During your work life you pay into Medicare-A (hospitalization). This is NOT optional. If this is what they are getting early, then it may be a relatively small problem (depending on the average age of disability).
If they are also getting Medicare-B (which is optional) and you pay for in qualified retirement, then they are getting a LOT because the Federal government covers 80% of the expenses. In brief this covers physician expenses. It also has a deductible (I think $300.).
Do they also get Medicare-D which is prescription medications?

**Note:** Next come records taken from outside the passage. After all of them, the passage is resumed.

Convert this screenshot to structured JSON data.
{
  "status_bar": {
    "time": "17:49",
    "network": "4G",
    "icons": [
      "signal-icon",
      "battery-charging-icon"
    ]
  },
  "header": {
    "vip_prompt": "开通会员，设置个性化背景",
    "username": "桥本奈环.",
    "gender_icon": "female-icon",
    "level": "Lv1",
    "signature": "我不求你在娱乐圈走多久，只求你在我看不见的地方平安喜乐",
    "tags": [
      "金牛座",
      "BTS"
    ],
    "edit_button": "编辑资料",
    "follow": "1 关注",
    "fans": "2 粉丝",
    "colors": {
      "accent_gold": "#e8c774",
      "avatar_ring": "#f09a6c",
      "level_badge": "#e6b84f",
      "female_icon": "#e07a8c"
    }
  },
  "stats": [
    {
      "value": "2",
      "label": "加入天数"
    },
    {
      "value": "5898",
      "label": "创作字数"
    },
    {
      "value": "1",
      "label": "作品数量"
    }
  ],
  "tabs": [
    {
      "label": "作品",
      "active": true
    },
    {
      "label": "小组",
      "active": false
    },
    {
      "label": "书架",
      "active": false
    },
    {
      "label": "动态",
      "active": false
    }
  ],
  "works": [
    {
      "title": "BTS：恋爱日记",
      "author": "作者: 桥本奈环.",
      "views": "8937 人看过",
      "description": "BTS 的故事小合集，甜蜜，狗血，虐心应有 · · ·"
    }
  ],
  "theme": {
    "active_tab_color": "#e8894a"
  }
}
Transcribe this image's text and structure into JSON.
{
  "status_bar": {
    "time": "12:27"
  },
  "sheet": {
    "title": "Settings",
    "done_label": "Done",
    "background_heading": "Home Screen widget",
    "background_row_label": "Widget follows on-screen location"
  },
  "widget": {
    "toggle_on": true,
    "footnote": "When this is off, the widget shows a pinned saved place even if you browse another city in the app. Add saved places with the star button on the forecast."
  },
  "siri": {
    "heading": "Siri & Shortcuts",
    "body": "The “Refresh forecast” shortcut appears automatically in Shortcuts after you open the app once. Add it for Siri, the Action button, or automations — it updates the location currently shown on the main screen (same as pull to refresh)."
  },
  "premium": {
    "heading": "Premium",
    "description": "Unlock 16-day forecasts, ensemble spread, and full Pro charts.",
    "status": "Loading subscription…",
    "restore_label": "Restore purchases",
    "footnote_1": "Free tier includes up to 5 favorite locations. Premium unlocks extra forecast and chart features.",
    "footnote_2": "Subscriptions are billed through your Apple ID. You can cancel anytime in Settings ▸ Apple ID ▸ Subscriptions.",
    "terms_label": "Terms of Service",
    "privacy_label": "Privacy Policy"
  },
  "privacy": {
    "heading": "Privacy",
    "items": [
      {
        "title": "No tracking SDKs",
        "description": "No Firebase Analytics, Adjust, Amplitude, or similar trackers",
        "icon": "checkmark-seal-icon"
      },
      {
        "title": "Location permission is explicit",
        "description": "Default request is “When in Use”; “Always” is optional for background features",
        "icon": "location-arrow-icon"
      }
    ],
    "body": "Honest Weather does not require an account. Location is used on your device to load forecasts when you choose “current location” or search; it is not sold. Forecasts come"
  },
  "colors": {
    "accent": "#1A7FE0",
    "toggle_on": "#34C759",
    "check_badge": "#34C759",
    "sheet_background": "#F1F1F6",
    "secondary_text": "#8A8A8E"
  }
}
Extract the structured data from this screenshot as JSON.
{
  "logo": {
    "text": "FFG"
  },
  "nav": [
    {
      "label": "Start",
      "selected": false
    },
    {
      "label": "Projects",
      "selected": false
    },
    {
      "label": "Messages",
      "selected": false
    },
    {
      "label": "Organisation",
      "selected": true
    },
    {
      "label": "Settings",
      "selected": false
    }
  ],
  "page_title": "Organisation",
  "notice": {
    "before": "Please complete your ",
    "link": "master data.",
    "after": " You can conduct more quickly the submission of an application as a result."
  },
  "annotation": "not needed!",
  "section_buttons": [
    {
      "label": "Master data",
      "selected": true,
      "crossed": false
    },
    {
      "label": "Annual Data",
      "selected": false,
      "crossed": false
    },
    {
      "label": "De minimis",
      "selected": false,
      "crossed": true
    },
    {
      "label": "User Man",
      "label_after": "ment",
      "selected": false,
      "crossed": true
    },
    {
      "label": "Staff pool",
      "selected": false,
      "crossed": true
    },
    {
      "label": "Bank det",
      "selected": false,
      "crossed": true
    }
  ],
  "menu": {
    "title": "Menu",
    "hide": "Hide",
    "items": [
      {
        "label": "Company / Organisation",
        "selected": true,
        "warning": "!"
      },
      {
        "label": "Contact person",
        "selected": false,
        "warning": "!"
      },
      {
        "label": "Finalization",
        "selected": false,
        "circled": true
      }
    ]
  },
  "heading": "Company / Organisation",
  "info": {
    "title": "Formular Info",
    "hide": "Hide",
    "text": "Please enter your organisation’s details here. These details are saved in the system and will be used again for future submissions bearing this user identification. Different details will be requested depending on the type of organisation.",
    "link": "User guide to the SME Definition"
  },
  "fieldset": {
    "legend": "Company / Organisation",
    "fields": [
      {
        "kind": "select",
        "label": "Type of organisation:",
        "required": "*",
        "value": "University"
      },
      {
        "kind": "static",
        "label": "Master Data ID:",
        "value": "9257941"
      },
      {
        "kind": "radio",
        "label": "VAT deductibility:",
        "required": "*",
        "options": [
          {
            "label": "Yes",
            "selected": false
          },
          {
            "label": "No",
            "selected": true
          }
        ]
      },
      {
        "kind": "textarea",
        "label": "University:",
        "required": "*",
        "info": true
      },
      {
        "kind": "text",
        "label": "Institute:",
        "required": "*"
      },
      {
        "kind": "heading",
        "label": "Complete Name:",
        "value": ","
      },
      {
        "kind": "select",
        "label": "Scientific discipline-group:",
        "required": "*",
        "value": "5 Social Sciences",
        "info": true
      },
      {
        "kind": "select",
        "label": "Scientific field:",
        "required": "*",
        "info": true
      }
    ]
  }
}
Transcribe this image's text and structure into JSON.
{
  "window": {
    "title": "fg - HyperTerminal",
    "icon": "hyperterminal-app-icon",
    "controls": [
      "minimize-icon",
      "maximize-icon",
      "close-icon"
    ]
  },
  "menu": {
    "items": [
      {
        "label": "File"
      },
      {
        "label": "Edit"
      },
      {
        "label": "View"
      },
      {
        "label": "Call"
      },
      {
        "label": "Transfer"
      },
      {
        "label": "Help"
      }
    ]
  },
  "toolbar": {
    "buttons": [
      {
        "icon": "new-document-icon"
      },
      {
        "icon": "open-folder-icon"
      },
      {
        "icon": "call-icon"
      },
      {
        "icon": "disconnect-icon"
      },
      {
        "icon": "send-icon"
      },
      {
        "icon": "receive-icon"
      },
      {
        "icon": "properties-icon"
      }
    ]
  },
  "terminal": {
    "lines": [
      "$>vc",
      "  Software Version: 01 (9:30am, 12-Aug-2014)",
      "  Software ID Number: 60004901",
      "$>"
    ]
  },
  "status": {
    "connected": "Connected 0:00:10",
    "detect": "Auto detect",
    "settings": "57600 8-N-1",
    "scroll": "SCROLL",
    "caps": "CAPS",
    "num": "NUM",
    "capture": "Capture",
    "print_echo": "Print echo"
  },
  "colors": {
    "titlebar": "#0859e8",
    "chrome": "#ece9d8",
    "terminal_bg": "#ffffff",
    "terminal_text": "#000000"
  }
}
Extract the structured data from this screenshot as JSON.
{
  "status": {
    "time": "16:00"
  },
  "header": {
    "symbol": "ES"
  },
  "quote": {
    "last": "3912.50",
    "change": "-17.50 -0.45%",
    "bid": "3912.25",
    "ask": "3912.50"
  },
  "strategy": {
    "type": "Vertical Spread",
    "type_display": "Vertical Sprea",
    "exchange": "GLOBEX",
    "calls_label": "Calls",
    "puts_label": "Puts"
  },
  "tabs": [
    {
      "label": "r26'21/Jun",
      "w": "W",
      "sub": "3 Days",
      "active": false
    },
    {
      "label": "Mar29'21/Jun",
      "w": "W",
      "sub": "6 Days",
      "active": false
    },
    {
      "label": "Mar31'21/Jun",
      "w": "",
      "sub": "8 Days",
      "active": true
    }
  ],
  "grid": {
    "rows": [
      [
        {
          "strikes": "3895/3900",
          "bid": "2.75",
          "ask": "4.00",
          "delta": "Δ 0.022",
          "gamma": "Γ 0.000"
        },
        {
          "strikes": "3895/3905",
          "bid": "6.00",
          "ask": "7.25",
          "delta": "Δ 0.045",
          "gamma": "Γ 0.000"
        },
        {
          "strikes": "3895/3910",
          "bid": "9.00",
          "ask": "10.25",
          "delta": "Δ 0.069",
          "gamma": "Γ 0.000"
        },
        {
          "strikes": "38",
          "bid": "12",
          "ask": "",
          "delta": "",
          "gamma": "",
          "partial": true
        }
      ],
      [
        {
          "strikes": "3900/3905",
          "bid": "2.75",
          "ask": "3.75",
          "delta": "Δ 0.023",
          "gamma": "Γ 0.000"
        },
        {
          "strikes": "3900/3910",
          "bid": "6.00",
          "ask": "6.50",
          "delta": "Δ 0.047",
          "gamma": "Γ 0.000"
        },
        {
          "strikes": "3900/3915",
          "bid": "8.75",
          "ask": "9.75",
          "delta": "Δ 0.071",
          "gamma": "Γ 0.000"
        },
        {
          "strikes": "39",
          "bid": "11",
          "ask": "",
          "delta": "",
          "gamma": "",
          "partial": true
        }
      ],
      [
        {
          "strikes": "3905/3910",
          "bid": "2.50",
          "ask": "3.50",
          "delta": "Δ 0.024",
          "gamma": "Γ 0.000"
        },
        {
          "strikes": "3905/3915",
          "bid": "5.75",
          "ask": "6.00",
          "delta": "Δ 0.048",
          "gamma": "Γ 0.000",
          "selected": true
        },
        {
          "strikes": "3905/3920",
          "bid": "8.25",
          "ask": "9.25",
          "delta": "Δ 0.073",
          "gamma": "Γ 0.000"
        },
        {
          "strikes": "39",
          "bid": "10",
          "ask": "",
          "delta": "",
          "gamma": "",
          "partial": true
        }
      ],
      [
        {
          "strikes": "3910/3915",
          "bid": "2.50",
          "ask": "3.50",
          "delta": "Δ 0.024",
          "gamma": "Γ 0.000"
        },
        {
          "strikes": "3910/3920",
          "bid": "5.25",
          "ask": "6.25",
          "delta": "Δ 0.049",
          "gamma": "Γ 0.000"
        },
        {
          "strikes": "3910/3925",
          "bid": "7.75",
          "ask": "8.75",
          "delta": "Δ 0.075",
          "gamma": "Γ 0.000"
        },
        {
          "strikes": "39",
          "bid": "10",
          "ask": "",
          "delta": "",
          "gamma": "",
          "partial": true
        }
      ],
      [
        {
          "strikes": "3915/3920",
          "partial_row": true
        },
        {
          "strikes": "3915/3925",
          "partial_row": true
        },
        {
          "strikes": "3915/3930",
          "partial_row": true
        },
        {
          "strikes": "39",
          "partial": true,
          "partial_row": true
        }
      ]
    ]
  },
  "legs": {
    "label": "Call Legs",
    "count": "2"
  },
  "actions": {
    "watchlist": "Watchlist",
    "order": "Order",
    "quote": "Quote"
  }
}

Those that have this pay something for it and it is complicated, but, if the disabled also get this, it would lead to large deficits in the program. I don't have Medicare-D, which is also optional, so I don't know a lot about it except for the famous "donut hole" which is due to be phased out in Obamacare.
There is also Medicare-C or Medicare Advantage that I feel is a fraud in which the government bribes certain health companies to participate in Medicare-B at a 15% premium. Participants do get something extra for taking this option. I presume that the disabled don't get this, but what do I know? I believe this option is due to be phased out in Obamacare.
Chances are when they say the disabled get Medicare, they don't specify which Medicare they are talking about or which group of Medicare alphabets are included.
When the qualifying age for Social Security was phased to 67, nothing was done about early participation at age 62 with somewhat reduced monthly payments. Personally, I think that anyone who doesn't take the early Social Security is foolish as you earn 5 yrs of payments that you can bank or invest if you don't need them. Who knows, you might not even make it to 67. Disclosure: I do not qualify for Social Security.